Het Hof van Justitie van de EU heeft opnieuw nationale wetten geschrapt die het massaal verzamelen en bewaren van data door telecomoperators voor wetshandhavingsdoeleinden verplicht stellen. In een uitspraak over zaken die in het VK, Frankrijk en België zijn aangespannen, zei de rechtbank dat de ePrivacy-richtlijn van de EU het willekeurig bewaren van enorme hoeveelheden persoonlijke communicatiegegevens verbiedt, zelfs in naam van nationale veiligheid of preventie.
De zaken werden aangespannen door de NGO's Privacy International en Quadrature du Net in respectievelijk het VK en Frankrijk, en de vereniging van advocaten in België. De algemene pleitbezorger van de EU-rechtbank vond in een in januari uitgebracht advies al dat de nationale wetgeving inzake gegevensbewaring in alle drie de landen te breed en willekeurig was, waardoor de grondrechten van EU-burgers werden geschonden.

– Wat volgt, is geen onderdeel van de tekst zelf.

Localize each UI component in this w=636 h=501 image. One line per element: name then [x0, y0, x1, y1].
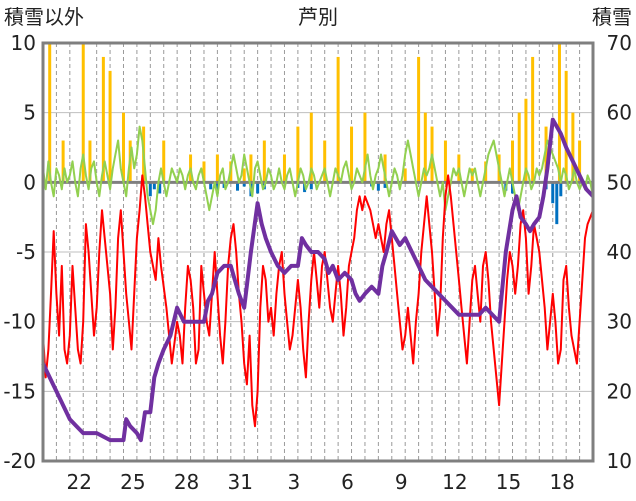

De definitieve uitspraak van de rechtbank bevestigt die mening en is in overeenstemming met eerdere uitspraken die de wetgeving inzake gegevensbewaring in 2016 en 2014 schrappen. Hoewel talloze landen sindsdien hebben geprobeerd soortgelijke wetten aan te nemen, verduidelijkte de rechtbank dat het exclusieve recht van de EU-landen om de nationale veiligheid te regelen, hen niet van hun verplichtingen onder de ePrivacy-richtlijn om de vertrouwelijkheid van persoonlijke communicatie te beschermen, ontsloeg.
Zelfs als die vertrouwelijkheid soms wordt geschonden in naam van een ernstige, reële bedreiging van de nationale veiligheid, kan die uitzondering niet de regel worden, waarbij het bewaren van alle persoonsgegevens de standaardpraktijk wordt. De EU-landen moeten het evenredigheidsbeginsel volgens het handvest van de grondrechten van de EU nog steeds handhaven, wat betekent dat het bewaren van gegevens onderworpen is aan toetsing door een rechtbank of een andere onafhankelijke autoriteit en van beperkte duur is.